I tell this story for two reasons. First, I recently wrote an op-ed for HK SCMP suggesting ways that the U.S. and Chinese governments could enter into a virtuous cycle of actions and reactions. I was pleased six days later to discover that Reference News has reprinted the article and distributed it to China's Party elites. I was then disappointed to learn that the criticisms of Chinese government policies had been deleted. I wondered what would have happened if the article in Reference News that led to the invitation to the American Ping-Pong team had been similarly censored.
Second, I tell this story and ask, Who are the Ping-Pong players of 2021? Who among us can change the narrative about U.S.-China relations?
In the last 50 years, besides Ping-Pong, the greatest positive image of China was the 2008 Olympics. There were certain images that I won't forget, images I think still mean something to Americans.
The first was Yao Ming walking in front of the Chinese team at the opening ceremony holding the hand of a 9-year-old survivor of the Sichuan earthquake. The human emotion conveyed through that image was unforgettable and shared around the world. The second, totally unplanned, was Liu Xiang, the hurdler, having to succumb to his injury and his coach coming to tears describing his hard work and disappointment. Americans thought, “I feel his pain. That's just how I would feel.”
So at a time when there is too much fear of China's rise, in part because China can be so different from America, this one image conveyed, better than thousands of words ever could — better than I ever could — that we are all the same. That the threat of climate change, terrorism, economic crisis and pandemic knows no boundaries.
To get there let me make a few simple suggestions and leave it to the panel to put flesh on the bones of my suggestions.
• Both countries need to revise their visa policies to allow for the free flow of people. China needs to allow critics of China to visit China and America needs to stop restricting visits of Chinese scholars.
• Closing the Houston and Chengdu consulates undermines people to people contact. Both should be reopened ASAP.
• Journalists educate and lay the foundation for people-to-people contacts. America should stop limiting Chinese state media in the U.S. and China should invite expelled American journalists back to China and allow even more to come.
• China should end its limits on English language media and social media in China.
• America should reinstate the Fulbright-Hays program and make clear to all that Chinese students have a welcoming home in American universities. China needs to stop limiting what research American academics can do in China.
• The HKNSL potentially penalizes speech in the United States when the individual visits China, which discourages Americans from traveling there.
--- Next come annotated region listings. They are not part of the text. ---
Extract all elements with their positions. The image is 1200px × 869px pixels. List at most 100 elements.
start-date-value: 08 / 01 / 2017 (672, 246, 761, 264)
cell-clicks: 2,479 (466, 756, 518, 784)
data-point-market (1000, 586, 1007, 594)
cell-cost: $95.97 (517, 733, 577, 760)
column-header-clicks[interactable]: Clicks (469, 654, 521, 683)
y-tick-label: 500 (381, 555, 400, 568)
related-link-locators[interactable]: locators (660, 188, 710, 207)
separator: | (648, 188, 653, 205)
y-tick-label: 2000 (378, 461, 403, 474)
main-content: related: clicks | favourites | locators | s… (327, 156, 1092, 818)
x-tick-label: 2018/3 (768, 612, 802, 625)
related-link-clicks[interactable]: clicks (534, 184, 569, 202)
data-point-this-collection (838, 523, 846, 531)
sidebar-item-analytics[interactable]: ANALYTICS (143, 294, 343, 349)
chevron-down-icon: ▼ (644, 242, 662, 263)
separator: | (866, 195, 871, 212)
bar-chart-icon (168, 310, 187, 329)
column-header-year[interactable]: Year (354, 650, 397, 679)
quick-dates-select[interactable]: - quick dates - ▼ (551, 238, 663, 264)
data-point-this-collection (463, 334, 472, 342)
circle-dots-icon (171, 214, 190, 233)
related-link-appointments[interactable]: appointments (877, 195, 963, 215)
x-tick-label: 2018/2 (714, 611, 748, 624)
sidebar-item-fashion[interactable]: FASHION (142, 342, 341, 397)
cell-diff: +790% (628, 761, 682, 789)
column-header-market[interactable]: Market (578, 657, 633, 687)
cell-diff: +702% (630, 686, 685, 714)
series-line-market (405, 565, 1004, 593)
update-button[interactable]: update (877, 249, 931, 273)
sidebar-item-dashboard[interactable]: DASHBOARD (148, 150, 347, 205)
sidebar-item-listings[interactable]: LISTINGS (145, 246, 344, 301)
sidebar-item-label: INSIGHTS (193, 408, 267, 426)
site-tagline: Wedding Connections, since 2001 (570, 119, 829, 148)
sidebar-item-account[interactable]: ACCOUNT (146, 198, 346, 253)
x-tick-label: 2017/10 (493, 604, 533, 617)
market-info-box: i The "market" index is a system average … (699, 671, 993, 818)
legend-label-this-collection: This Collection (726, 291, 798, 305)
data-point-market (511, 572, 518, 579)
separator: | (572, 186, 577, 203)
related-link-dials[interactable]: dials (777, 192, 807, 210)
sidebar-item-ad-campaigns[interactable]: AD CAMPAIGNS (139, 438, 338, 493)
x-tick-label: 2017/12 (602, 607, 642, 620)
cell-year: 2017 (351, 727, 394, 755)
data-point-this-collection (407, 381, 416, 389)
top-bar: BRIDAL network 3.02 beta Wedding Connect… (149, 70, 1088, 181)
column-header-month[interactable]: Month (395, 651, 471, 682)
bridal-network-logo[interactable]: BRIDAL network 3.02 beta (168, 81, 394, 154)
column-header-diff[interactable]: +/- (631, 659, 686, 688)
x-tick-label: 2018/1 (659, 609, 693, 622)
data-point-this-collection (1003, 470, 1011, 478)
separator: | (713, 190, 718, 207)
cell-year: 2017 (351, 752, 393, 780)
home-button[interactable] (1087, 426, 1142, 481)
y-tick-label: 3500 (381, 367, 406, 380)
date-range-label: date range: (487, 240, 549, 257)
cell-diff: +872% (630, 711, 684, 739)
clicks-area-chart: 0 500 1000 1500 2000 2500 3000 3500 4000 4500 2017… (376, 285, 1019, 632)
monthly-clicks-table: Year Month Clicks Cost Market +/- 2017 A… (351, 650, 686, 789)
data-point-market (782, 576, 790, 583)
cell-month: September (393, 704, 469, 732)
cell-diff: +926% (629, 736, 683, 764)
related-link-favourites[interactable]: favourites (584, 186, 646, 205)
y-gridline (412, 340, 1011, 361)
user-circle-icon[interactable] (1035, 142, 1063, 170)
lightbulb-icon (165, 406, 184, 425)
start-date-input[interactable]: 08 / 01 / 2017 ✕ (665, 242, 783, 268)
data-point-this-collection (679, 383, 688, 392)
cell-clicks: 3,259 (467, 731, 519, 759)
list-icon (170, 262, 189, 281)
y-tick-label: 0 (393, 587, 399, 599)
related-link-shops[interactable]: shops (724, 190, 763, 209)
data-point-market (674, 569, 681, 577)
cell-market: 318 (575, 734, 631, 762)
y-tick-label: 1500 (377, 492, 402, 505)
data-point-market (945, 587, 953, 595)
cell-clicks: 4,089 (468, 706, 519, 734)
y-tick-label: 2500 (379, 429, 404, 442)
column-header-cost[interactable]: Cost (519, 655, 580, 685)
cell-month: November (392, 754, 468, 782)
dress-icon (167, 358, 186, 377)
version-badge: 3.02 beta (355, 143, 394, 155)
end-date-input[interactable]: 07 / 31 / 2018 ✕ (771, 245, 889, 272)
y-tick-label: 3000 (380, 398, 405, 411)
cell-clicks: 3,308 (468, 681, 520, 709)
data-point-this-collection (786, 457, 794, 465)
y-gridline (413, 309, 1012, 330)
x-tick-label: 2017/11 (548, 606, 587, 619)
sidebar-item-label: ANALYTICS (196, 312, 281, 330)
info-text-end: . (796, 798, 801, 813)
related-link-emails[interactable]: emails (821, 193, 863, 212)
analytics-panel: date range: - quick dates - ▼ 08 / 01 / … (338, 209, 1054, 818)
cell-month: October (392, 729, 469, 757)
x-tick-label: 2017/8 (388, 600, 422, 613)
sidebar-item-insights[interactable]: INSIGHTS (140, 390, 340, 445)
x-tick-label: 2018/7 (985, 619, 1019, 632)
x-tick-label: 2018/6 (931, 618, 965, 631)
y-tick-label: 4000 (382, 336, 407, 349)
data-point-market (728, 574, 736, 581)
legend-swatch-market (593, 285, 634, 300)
China should clarify that it does not intend to implement the law in that manner.
• Finally, now that America has rejoined the WHO and is science driven, the U.S. and China need to immediately convene a virtual gathering of scientists to share best practices in dealing with COVID-19. Jointly defeating this plague will do more than anything to strengthen people-to-people exchanges and allow me to see all of you in person again.
(50 years ago, Ping Pong helped us achieve “small ball diplomacy”)
(50 years later today, we also have many “small balls” that we can play)
(Every suggestion I just gave can be a “small ball”)
(Together let's get these “small balls” going,)
(and through various people-to-people exchanges, help restore U.S.-China relations the soonest. Thank you!)